Visible sur Youtube, le premier sermon prononcé par Steven Anderson quand il avait 17 ans restait empreint de timidité. Mèches gominés, le pasteur baptiste de Tempe, dans la banlieue de Phoenix (Arizona) se cachait encore derrière sa bible et le micro.

Dix ans plus tard, il a indiscutablement gagné en bagou et en autorité. Le mois dernier, il a même acquis une stature nationale en prononçant un sermon intitulé «Why I hate Barack Obama» («Pourquoi je hais Barack Obama»).

Pourquoi, au fait? Parce que le nouveau président américain incarne tout ce que Steven Anderson déteste: le «socialisme» bien sûr, mais aussi une certaine tolérance face aux homosexuels, que le pasteur de la Faithful Baptist Chruch abhorre autant que les juifs «assassins de Jésus», et surtout face à l’avortement, crime suprême contre l’humanité selon lui.

Dans son sermon, Steven Anderson a notamment déclaré que Barack Obama méritait de mourir. «Je vais prier pour qu’il meure et aille en enfer», a-t-il déclaré.

Le lendemain, le président américain venait justement prononcer un discours dans la région, devant un groupe de vétérans. Cette visite serait passée inaperçue si quelques hommes n’avaient paradé devant le lieu de la réunion avec des armes chargées (LT du 19 août). Il est apparu par la suite que l’un d’entre eux, Chris Broughton, porteur d’un fusil semi-automatique AR-15 et d’un pistolet, assistait la veille au sermon de Steven Anderson, dont il est un fidèle.
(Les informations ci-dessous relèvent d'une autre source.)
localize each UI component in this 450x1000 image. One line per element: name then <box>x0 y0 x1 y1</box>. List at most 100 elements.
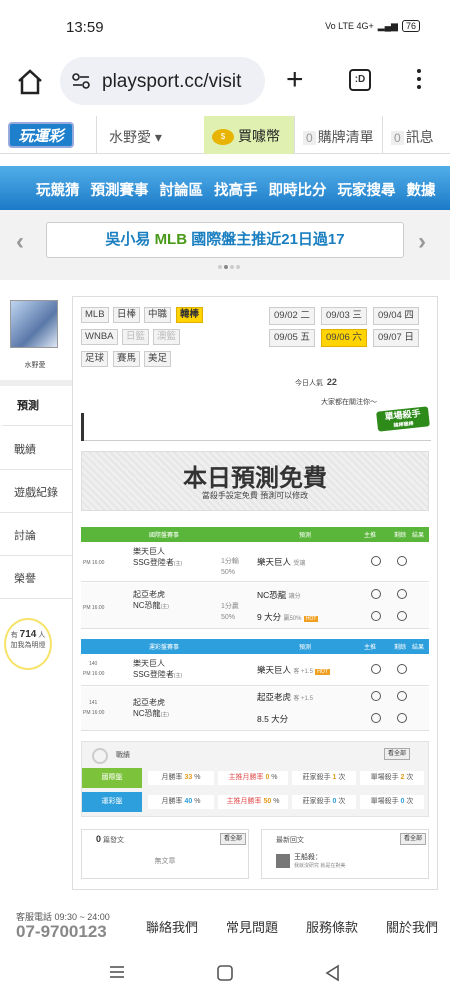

L’affaire a été reprise par quelques chaînes nationales et suscite, on s’en doute, un certain malaise. Un animateur de CNN affirme, citant des sources anonymes des services secrets, que les menaces de mort sur le nouveau président ont quadruplé par rapport à celles entourant ses prédécesseurs. Le même présentateur assure que le pasteur de Tempe aurait reçu la visite du FBI suite à son sermon, ce que l’intéressé dément avec énergie, affirmant user simplement de sa liberté d’expression.

Steven Anderson est un malin. La loi américaine punit celui qui profère des menaces contre le président ou le vice-président, mais le pasteur s’est bien gardé de le faire. Il a simplement souhaité la disparition du «serpent» Obama (aussi qualifié de «démon») sans suggérer à ses ouailles de passer à l’acte. Quant à Chris Broughton, interrogé par un journaliste local après la polémique, il a confirmé qu’il «se réjouirait» si Barack Obama disparaissait prématurément mais ne pèserait jamais sur la gâchette lui-même.

Le week-end dernier, une centaine de personnes ont protesté contre les incitations à la haine du pasteur Anderson devant son église. Au cours d’un autre sermon, un participant a eu l’audace de lui demander pourquoi le président américain est «un démon». «Fichez le camp de mon église si vous ne voulez pas entendre la vérité», lui a répondu Steven Anderson, père de cinq enfants que sa femme Zsuzsanna éduque à la maison.

Peu avant le sermon qui l’a rendu célèbre, Steven Anderson avait été interpellé par une patrouille de frontière et blessé au «taser» dans l’altercation suivant son refus de toute coopération. Le pasteur, qui aime bien se mettre en scène, a longuement dénoncé le traitement dont il a été victime sur une autre vidéo. Les Etats-Unis entendront probablement encore parler de lui.